The iconic photo of the Class assembled on the curved porch in the courtyard (shown at the top of the article) was taken that day, to commemorate the final class at which Miss Ann Trimingham would serve as reader.  It is the only time the class was photographed in its 36-year history.

Mrs. Nathalie Sieboth Kennedy

When the class resumed that fall, the new reader was Mrs. Nathalie Kennedy, who would continue in that role until the class disbanded in 1930, and came with excellent credentials.  Mrs. Kennedy was the daughter of Joseph Sieboth, who had been a pupil of Felix Mendelssohn.  She was also the niece of Frederick William Gookin, a good friend of the Glessners and the long-time curator of Japanese prints at the Art Institute of Chicago.  Mrs. Kennedy would later serve as president of The Fortnightly from 1910 to 1912.  Her first reading went well as noted in the journal:

“Monday morning, we had the first meeting of the year of the Reading Class with Mrs. Kennedy as reader.  There were fifty-four ladies here – four of them were guests.  The ladies lunched with me.  I asked Mrs. Kennedy to stand by the fireplace facing the audience.  She read an essay on the Victorian novelists by Paul, and a short story.  The reading was most delightful, and everyone seemed more than pleased.”

There was always a close connection between the Reading Class and The Fortnightly, as there were quite a few women who were members of both.  When the class decided to honor Frances Glessner with a special reception, the rooms of The Fortnightly in the Fine Arts Building were the obvious choice.  Frances Glessner recorded the event, held on April 25, 1904:

“Monday, April 25th was a red-letter day for me.  The Reading Class gave me a most beautiful reception in The Fortnightly rooms at quarter of three in the afternoon.  The invitation was very beautiful and I have had it framed. . . There were sixty ladies at the party.  Mrs.

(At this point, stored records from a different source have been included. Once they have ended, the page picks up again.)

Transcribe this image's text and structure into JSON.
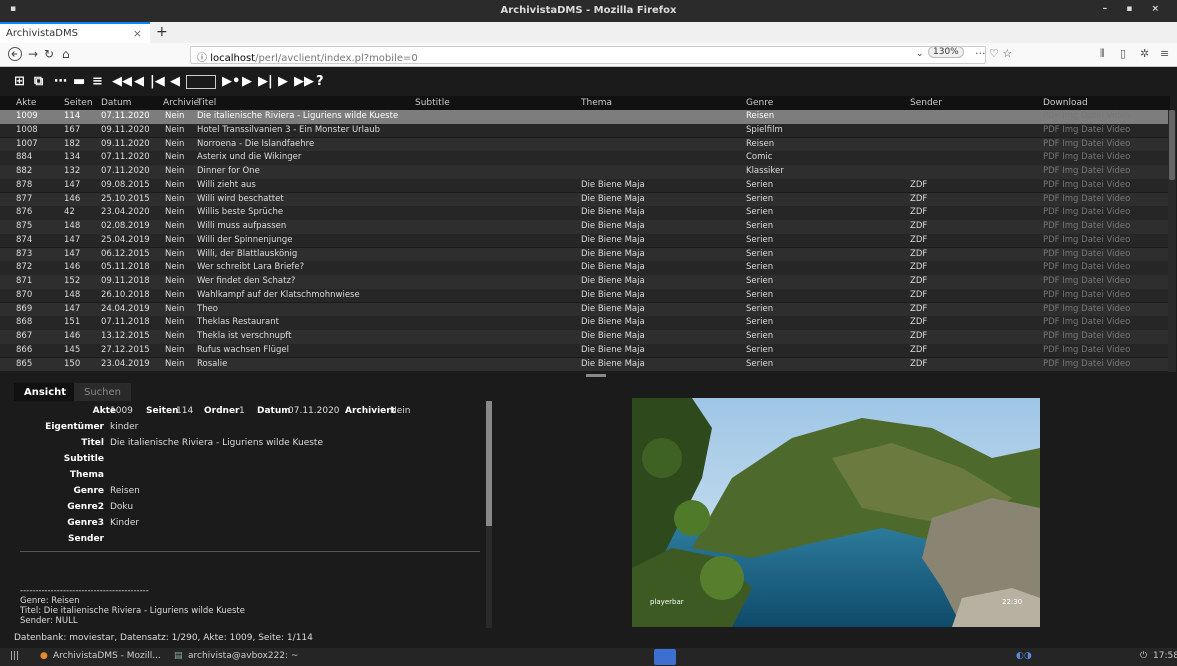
{
  "window": {
    "title": "ArchivistaDMS - Mozilla Firefox",
    "sysmenu": "▪",
    "controls": "– ▪ ×"
  },
  "browser": {
    "tab_label": "ArchivistaDMS",
    "tab_close": "×",
    "new_tab": "+",
    "url_host": "localhost",
    "url_path": "/perl/avclient/index.pl?mobile=0",
    "zoom": "130%",
    "page_actions": "··· ♡ ☆",
    "icons": {
      "back": "back-arrow-icon",
      "forward": "forward-arrow-icon",
      "reload": "reload-icon",
      "home": "home-icon",
      "info": "info-icon",
      "library": "library-icon",
      "sidebar": "sidebar-icon",
      "extension": "extension-icon",
      "menu": "hamburger-menu-icon"
    }
  },
  "toolbar": {
    "buttons": [
      "login-icon",
      "copy-icon",
      "view-icon",
      "edit-icon",
      "select-icon",
      "first-page-icon",
      "prev-page-icon",
      "first-record-icon",
      "prev-record-icon",
      "next-record-icon",
      "next-page-icon",
      "last-record-icon",
      "last-page-icon",
      "fast-forward-icon",
      "help-icon"
    ],
    "help_label": "?"
  },
  "grid": {
    "columns": [
      "Akte",
      "Seiten",
      "Datum",
      "Archivie",
      "Titel",
      "Subtitle",
      "Thema",
      "Genre",
      "Sender",
      "Download"
    ],
    "download_label": "PDF Img Datei Video",
    "rows": [
      {
        "akte": "1009",
        "seiten": "114",
        "datum": "07.11.2020",
        "arch": "Nein",
        "titel": "Die italienische Riviera - Liguriens wilde Kueste",
        "thema": "",
        "genre": "Reisen",
        "sender": ""
      },
      {
        "akte": "1008",
        "seiten": "167",
        "datum": "09.11.2020",
        "arch": "Nein",
        "titel": "Hotel Transsilvanien 3 - Ein Monster Urlaub",
        "thema": "",
        "genre": "Spielfilm",
        "sender": ""
      },
      {
        "akte": "1007",
        "seiten": "182",
        "datum": "09.11.2020",
        "arch": "Nein",
        "titel": "Norroena - Die Islandfaehre",
        "thema": "",
        "genre": "Reisen",
        "sender": ""
      },
      {
        "akte": "884",
        "seiten": "134",
        "datum": "07.11.2020",
        "arch": "Nein",
        "titel": "Asterix und die Wikinger",
        "thema": "",
        "genre": "Comic",
        "sender": ""
      },
      {
        "akte": "882",
        "seiten": "132",
        "datum": "07.11.2020",
        "arch": "Nein",
        "titel": "Dinner for One",
        "thema": "",
        "genre": "Klassiker",
        "sender": ""
      },
      {
        "akte": "878",
        "seiten": "147",
        "datum": "09.08.2015",
        "arch": "Nein",
        "titel": "Willi zieht aus",
        "thema": "Die Biene Maja",
        "genre": "Serien",
        "sender": "ZDF"
      },
      {
        "akte": "877",
        "seiten": "146",
        "datum": "25.10.2015",
        "arch": "Nein",
        "titel": "Willi wird beschattet",
        "thema": "Die Biene Maja",
        "genre": "Serien",
        "sender": "ZDF"
      },
      {
        "akte": "876",
        "seiten": "42",
        "datum": "23.04.2020",
        "arch": "Nein",
        "titel": "Willis beste Sprüche",
        "thema": "Die Biene Maja",
        "genre": "Serien",
        "sender": "ZDF"
      },
      {
        "akte": "875",
        "seiten": "148",
        "datum": "02.08.2019",
        "arch": "Nein",
        "titel": "Willi muss aufpassen",
        "thema": "Die Biene Maja",
        "genre": "Serien",
        "sender": "ZDF"
      },
      {
        "akte": "874",
        "seiten": "147",
        "datum": "25.04.2019",
        "arch": "Nein",
        "titel": "Willi der Spinnenjunge",
        "thema": "Die Biene Maja",
        "genre": "Serien",
        "sender": "ZDF"
      },
      {
        "akte": "873",
        "seiten": "147",
        "datum": "06.12.2015",
        "arch": "Nein",
        "titel": "Willi, der Blattlauskönig",
        "thema": "Die Biene Maja",
        "genre": "Serien",
        "sender": "ZDF"
      },
      {
        "akte": "872",
        "seiten": "146",
        "datum": "05.11.2018",
        "arch": "Nein",
        "titel": "Wer schreibt Lara Briefe?",
        "thema": "Die Biene Maja",
        "genre": "Serien",
        "sender": "ZDF"
      },
      {
        "akte": "871",
        "seiten": "152",
        "datum": "09.11.2018",
        "arch": "Nein",
        "titel": "Wer findet den Schatz?",
        "thema": "Die Biene Maja",
        "genre": "Serien",
        "sender": "ZDF"
      },
      {
        "akte": "870",
        "seiten": "148",
        "datum": "26.10.2018",
        "arch": "Nein",
        "titel": "Wahlkampf auf der Klatschmohnwiese",
        "thema": "Die Biene Maja",
        "genre": "Serien",
        "sender": "ZDF"
      },
      {
        "akte": "869",
        "seiten": "147",
        "datum": "24.04.2019",
        "arch": "Nein",
        "titel": "Theo",
        "thema": "Die Biene Maja",
        "genre": "Serien",
        "sender": "ZDF"
      },
      {
        "akte": "868",
        "seiten": "151",
        "datum": "07.11.2018",
        "arch": "Nein",
        "titel": "Theklas Restaurant",
        "thema": "Die Biene Maja",
        "genre": "Serien",
        "sender": "ZDF"
      },
      {
        "akte": "867",
        "seiten": "146",
        "datum": "13.12.2015",
        "arch": "Nein",
        "titel": "Thekla ist verschnupft",
        "thema": "Die Biene Maja",
        "genre": "Serien",
        "sender": "ZDF"
      },
      {
        "akte": "866",
        "seiten": "145",
        "datum": "27.12.2015",
        "arch": "Nein",
        "titel": "Rufus wachsen Flügel",
        "thema": "Die Biene Maja",
        "genre": "Serien",
        "sender": "ZDF"
      },
      {
        "akte": "865",
        "seiten": "150",
        "datum": "23.04.2019",
        "arch": "Nein",
        "titel": "Rosalie",
        "thema": "Die Biene Maja",
        "genre": "Serien",
        "sender": "ZDF"
      }
    ]
  },
  "panel": {
    "tabs": [
      "Ansicht",
      "Suchen"
    ],
    "fields": {
      "akte_label": "Akte",
      "akte": "1009",
      "seiten_label": "Seiten",
      "seiten": "114",
      "ordner_label": "Ordner",
      "ordner": "1",
      "datum_label": "Datum",
      "datum": "07.11.2020",
      "archiviert_label": "Archiviert",
      "archiviert": "Nein",
      "eigentuemer_label": "Eigentümer",
      "eigentuemer": "kinder",
      "titel_label": "Titel",
      "titel": "Die italienische Riviera - Liguriens wilde Kueste",
      "subtitle_label": "Subtitle",
      "thema_label": "Thema",
      "genre_label": "Genre",
      "genre": "Reisen",
      "genre2_label": "Genre2",
      "genre2": "Doku",
      "genre3_label": "Genre3",
      "genre3": "Kinder",
      "sender_label": "Sender"
    },
    "notes": {
      "sep": "------------------------------------------",
      "line1": "Genre: Reisen",
      "line2": "Titel: Die italienische Riviera - Liguriens wilde Kueste",
      "line3": "Sender: NULL"
    },
    "image": {
      "overlay_left": "playerbar",
      "overlay_right": "22:30"
    }
  },
  "status": "Datenbank: moviestar, Datensatz: 1/290, Akte: 1009, Seite: 1/114",
  "taskbar": {
    "menu": "|||",
    "item1": "ArchivistaDMS - Mozill...",
    "item2": "archivista@avbox222: ~",
    "clock": "17:58"
  }
}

Stein stood in the hall watching for us and as soon as we stepped out of the elevator, disappeared telling the ladies we had arrived. . . The rooms were most beautifully decorated with flowers which had been sent by the ladies.  The mantel was trimmed with pink snapdragons.  The rest of the room seemed done with yellow and white flowers and green palms.  Two large baskets of daisies, violets, hydrangeas and white lilacs stood on the rostrum and came from the University ladies.  A large box of yellow jonquils came from the Hibbard sisters.  The dining room had tulips all around the wainscoting and the table decoration was made in a pyramid of all sorts of spring flowers and was very beautiful.

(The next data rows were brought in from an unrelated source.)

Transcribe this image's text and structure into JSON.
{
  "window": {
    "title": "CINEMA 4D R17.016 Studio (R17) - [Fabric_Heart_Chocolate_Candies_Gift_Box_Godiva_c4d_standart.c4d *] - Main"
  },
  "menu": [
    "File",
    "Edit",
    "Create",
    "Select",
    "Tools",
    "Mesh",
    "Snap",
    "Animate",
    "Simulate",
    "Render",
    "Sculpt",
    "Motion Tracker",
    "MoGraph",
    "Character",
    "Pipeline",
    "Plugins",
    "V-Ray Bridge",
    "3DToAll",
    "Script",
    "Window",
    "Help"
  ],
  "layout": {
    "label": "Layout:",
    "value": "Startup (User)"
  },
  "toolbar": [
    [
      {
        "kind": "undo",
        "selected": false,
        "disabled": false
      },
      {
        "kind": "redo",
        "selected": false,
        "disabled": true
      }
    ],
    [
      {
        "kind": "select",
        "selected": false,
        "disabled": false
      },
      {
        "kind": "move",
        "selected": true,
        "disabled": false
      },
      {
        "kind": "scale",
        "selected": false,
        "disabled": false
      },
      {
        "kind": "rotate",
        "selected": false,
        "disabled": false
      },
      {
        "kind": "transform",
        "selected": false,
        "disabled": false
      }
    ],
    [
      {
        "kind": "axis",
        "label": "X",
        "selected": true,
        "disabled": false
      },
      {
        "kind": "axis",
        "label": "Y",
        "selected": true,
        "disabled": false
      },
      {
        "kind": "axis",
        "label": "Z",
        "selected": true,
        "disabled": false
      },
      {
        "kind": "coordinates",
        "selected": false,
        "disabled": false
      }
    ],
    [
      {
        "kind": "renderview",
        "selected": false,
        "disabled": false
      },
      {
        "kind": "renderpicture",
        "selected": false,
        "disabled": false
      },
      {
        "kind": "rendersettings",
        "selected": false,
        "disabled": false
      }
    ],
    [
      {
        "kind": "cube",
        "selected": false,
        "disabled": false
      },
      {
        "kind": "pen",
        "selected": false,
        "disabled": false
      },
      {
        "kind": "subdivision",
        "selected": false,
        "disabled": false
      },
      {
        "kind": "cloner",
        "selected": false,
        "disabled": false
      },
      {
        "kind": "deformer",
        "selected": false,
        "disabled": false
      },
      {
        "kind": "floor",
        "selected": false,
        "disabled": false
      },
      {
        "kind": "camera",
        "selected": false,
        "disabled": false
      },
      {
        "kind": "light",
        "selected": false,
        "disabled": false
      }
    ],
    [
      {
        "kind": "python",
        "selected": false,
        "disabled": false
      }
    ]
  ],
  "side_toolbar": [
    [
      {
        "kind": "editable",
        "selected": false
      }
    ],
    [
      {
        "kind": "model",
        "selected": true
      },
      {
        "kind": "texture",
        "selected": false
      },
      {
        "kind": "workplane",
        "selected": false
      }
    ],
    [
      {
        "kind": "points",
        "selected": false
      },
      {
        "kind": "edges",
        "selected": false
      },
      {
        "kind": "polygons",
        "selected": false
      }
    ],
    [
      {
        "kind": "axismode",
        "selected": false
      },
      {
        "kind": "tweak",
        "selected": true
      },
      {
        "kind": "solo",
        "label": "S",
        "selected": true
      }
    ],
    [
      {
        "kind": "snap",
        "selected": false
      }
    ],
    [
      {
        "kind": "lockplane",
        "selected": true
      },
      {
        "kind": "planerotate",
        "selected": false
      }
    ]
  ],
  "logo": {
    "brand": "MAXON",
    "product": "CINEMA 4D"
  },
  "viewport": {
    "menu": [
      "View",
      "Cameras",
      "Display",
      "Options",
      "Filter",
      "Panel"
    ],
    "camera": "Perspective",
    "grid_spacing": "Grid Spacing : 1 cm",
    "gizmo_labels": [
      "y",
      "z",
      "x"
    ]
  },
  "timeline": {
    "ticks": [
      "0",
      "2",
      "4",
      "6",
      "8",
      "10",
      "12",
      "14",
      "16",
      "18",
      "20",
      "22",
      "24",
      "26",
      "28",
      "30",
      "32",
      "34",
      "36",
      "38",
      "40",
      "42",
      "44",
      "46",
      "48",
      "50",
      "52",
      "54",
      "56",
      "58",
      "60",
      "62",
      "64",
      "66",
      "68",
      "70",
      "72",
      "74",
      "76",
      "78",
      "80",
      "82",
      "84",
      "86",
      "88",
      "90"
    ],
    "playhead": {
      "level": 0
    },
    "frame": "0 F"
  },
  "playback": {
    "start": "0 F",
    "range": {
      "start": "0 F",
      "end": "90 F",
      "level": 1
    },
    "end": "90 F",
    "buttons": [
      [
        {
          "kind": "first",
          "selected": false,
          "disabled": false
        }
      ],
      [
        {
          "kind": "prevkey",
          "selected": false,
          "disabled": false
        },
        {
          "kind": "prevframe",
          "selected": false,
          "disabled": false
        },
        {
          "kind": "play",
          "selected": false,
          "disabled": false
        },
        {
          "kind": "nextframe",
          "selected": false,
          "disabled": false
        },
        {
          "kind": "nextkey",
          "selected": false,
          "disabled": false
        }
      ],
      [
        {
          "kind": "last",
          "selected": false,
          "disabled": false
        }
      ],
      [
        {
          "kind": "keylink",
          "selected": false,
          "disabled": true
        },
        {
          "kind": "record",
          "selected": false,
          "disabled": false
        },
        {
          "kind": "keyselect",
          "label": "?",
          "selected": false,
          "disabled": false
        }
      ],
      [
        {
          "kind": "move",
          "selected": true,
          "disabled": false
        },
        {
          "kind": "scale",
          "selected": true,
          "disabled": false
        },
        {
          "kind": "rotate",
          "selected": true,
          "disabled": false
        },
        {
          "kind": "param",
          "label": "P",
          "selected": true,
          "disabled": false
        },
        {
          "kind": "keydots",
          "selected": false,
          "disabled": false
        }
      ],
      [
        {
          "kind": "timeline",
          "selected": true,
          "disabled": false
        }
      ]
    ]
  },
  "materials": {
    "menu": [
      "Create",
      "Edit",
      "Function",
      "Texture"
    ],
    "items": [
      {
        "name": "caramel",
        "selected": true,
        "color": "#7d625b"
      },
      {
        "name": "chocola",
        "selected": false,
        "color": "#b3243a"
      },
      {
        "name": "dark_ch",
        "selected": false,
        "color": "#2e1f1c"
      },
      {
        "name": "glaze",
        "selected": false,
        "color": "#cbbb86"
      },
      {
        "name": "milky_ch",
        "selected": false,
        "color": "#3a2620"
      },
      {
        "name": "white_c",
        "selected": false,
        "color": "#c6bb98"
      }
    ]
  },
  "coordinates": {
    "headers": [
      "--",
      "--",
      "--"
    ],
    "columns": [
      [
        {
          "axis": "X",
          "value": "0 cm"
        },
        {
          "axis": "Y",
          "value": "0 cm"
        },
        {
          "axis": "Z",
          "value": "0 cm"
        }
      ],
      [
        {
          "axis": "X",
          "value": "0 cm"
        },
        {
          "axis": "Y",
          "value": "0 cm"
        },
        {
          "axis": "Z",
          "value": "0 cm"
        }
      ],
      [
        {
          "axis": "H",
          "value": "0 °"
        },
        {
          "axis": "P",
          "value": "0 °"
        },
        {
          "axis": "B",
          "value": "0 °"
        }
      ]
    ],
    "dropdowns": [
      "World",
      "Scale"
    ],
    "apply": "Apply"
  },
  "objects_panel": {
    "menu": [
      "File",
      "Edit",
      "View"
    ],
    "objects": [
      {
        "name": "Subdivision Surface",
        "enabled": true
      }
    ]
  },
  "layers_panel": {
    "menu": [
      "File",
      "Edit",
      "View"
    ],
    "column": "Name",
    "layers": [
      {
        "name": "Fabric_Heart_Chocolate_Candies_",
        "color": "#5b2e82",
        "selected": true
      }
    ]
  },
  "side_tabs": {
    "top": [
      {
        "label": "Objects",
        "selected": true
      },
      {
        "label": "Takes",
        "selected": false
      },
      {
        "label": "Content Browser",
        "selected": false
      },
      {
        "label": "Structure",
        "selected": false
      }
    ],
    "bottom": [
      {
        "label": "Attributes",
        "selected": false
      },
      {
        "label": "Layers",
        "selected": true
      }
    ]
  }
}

“After the greetings were over, twelve members of the orchestra came and played a beautiful program.  Mrs. Thomas read her paper on the musician’s life and temperament.  Then Kramer played, the musicians played again and after that a very pleasant tea was served.  It was all most beautiful, the spirit of affection and whole tone was especially charming.  I came home quite tired but never enjoyed a more beautiful afternoon in my life.  The flowers were all sent here to me.  I sent part of them to Alice and part to Frances.

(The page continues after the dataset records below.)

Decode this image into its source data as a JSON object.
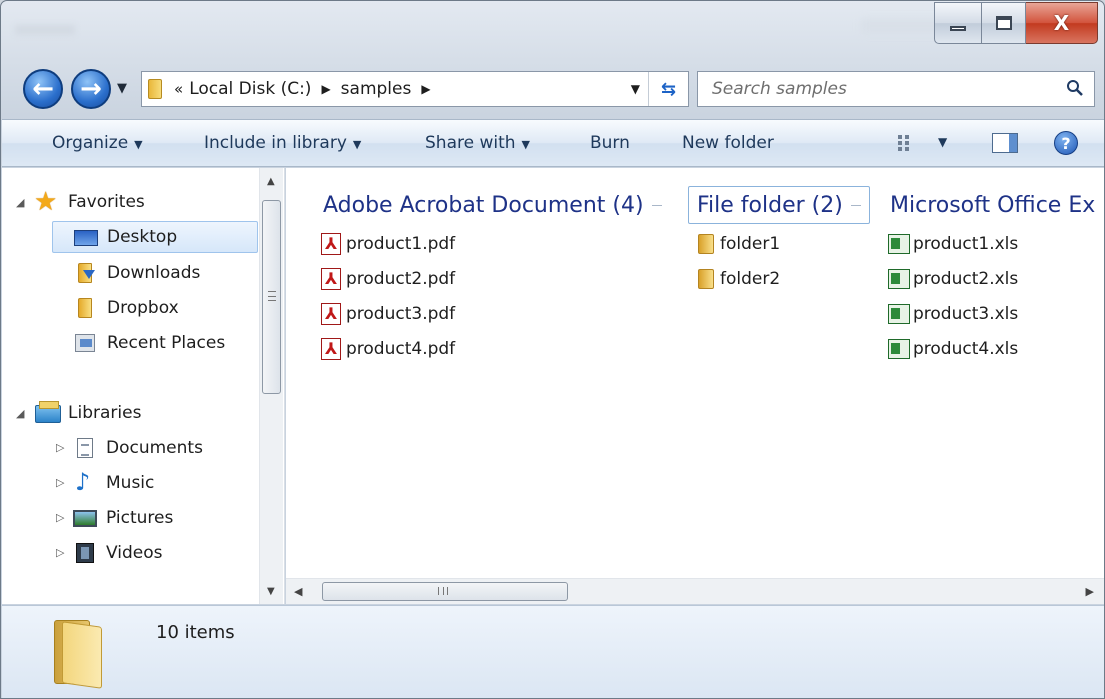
{
  "window": {
    "caption_buttons": [
      "minimize",
      "maximize",
      "close"
    ]
  },
  "nav": {
    "breadcrumb_prefix": "«",
    "breadcrumbs": [
      "Local Disk (C:)",
      "samples"
    ],
    "search_placeholder": "Search samples"
  },
  "commands": {
    "organize": "Organize",
    "include_in_library": "Include in library",
    "share_with": "Share with",
    "burn": "Burn",
    "new_folder": "New folder"
  },
  "sidebar": {
    "favorites": {
      "label": "Favorites",
      "items": [
        "Desktop",
        "Downloads",
        "Dropbox",
        "Recent Places"
      ],
      "selected": "Desktop"
    },
    "libraries": {
      "label": "Libraries",
      "items": [
        "Documents",
        "Music",
        "Pictures",
        "Videos"
      ]
    }
  },
  "groups": [
    {
      "header": "Adobe Acrobat Document (4)",
      "icon": "pdf-icon",
      "files": [
        "product1.pdf",
        "product2.pdf",
        "product3.pdf",
        "product4.pdf"
      ]
    },
    {
      "header": "File folder (2)",
      "icon": "folder-icon",
      "files": [
        "folder1",
        "folder2"
      ]
    },
    {
      "header": "Microsoft Office Ex",
      "icon": "excel-icon",
      "files": [
        "product1.xls",
        "product2.xls",
        "product3.xls",
        "product4.xls"
      ]
    }
  ],
  "details": {
    "item_count": "10 items"
  },
  "colors": {
    "group_header": "#1e3287",
    "command_text": "#1e395b",
    "selection_border": "#9fc4ec"
  }
}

“I felt that I must make some little remembrance to the musicians who were asked to play professionally but said no they were only too glad to play for Mrs. Glessner and came in that spirit for the afternoon.  I had made for them each a scarf pin – a good Baroque pearl mounted on a gold stick at Spauldings, and got a silver key ring for McNichol and sent them all in on Friday afternoon before the concert with a note.”